Tuhan Yesus sendiri mengajarkan di dalam Lukas 14:24,

“Sebab siapakah di antara kamu yang kalau mau mendirikan sebuah menara tidak duduk dahulu membuat anggaran biayanya, kalau-kalau cukup uangnya untuk menyelesaikan pekerjaan itu?”

Dari ayat ini, sangatlah jelas bahwa bahkan Tuhan Yesus pun mengajarkan para pendengarnya tentang membuat budget sebagai bentuk antisipasi terhadap hal-hal ke depan yang sifatnya belum pasti. Hal ini disebut sebagai calculated risk atau resiko terukur. Investasi adalah suatu bentuk antisipasi di mana diharapkan ada keuntungan pada suatu saat yang dapat dipakai untuk suatu keperluan di masa mendatang.

Mari kita sama-sama lihat apa yang Firman Tuhan ajarkan tentang prinsip berinvestasi:

  1. Berinvestasi membuat kita menjadi pengelola yang setia dengan tujuan melipatgandakan talentanya (Matius 25:14-30)
  2. Hal pertama yang harus kita ketahui dan ingat adalah bahwa harta yang kita miliki saat ini, sebenarnya adalah milik Tuhan yang dipercayakan kepada kita. (Hagai 2:9)

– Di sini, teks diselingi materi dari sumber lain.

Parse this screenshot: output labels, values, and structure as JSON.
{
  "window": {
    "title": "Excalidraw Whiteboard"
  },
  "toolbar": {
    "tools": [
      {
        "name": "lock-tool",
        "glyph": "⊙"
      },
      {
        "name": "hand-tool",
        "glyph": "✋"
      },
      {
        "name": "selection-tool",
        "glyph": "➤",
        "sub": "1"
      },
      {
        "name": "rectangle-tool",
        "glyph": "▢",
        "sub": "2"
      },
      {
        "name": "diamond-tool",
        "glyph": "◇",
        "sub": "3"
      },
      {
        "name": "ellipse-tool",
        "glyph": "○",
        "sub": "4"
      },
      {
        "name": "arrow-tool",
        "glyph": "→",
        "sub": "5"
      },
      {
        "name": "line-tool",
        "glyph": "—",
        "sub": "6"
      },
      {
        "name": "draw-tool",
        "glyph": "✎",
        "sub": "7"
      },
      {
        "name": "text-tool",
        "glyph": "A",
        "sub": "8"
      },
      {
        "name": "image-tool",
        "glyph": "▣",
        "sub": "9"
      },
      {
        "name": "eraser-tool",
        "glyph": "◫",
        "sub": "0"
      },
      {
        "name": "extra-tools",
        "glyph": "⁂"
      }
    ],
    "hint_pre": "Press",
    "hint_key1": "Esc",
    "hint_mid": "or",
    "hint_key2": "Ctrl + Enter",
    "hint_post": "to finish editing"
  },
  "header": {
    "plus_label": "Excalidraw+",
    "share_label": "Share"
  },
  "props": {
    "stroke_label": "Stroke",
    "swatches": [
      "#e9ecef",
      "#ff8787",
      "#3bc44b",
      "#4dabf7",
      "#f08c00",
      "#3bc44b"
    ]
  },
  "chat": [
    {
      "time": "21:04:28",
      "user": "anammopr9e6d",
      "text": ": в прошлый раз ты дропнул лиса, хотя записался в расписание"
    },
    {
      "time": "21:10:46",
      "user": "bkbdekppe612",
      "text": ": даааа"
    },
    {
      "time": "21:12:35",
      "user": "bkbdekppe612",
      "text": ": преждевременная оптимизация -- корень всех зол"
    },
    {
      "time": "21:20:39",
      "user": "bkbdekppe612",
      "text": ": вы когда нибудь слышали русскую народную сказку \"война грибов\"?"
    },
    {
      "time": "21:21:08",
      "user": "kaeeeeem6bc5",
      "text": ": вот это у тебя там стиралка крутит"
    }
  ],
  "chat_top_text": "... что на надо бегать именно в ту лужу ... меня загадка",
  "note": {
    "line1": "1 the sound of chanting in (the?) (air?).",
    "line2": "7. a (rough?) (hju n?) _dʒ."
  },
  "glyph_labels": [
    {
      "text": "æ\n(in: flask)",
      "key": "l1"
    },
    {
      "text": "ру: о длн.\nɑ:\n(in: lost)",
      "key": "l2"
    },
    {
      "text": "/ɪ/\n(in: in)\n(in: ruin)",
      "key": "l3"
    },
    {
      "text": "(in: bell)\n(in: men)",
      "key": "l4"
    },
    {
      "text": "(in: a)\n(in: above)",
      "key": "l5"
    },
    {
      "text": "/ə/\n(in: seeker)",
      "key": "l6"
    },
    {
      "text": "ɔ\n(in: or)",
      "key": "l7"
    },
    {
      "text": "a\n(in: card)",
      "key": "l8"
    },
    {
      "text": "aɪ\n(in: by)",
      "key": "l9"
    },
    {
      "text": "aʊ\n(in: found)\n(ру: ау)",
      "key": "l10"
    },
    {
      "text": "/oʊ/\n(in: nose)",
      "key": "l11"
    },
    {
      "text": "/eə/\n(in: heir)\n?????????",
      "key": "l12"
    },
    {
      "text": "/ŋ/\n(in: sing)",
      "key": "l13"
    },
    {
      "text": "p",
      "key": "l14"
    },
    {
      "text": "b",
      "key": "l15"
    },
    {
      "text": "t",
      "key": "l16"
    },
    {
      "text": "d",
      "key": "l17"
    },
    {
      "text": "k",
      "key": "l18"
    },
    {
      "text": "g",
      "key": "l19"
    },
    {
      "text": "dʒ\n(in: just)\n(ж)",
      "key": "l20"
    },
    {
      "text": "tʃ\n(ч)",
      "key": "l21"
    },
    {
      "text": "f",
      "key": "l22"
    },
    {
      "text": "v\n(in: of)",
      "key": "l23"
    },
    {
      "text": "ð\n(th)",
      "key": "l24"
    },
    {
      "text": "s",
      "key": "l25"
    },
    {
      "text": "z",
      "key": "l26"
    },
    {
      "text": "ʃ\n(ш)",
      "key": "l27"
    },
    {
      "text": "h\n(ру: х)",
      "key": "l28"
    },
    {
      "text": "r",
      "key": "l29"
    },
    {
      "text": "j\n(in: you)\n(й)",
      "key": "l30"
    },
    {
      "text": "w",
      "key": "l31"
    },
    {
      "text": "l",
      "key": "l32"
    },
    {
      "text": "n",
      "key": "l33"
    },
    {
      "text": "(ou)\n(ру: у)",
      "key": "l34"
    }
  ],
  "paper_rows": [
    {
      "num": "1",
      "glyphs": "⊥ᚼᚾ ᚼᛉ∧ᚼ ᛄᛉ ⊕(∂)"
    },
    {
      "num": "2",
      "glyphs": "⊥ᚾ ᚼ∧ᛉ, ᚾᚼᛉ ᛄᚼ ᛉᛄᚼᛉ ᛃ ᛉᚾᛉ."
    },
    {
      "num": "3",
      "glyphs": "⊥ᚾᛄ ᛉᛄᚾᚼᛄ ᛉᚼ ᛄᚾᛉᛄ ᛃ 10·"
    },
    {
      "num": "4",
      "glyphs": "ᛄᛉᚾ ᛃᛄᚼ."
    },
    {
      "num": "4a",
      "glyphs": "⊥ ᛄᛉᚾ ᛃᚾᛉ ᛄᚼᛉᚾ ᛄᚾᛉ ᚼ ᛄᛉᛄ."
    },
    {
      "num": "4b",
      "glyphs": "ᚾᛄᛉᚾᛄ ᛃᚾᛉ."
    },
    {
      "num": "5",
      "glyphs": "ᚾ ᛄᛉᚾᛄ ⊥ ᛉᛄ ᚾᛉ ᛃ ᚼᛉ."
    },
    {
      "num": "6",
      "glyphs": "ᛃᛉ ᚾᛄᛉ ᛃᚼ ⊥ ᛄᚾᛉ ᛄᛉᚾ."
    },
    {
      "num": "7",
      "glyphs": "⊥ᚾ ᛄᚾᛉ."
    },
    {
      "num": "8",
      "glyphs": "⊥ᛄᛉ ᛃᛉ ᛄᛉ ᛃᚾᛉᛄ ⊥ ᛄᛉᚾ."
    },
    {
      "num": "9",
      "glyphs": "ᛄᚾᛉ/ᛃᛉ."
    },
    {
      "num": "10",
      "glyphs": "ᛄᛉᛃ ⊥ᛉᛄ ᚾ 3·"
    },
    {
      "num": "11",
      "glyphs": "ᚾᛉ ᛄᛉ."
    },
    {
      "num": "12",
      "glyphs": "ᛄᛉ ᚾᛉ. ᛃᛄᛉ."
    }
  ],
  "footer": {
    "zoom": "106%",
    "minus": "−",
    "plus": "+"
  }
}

    Jikalau kita sudah memiliki pengertian ini, maka kita harusnya menyadari bahwa tugas kita adalah mengelola apa yang dipercayakan Tuhan kepada kita tersebut. Setiap proses pengelolaan harta, di dalam bahasa saat ini, disebut investasi. Dalam konteks ini, investasi yang dimaksud bisa dilakukan lewat beragam jenis instrumen seperti saham, surat hutang, properti, bahkan bisnis.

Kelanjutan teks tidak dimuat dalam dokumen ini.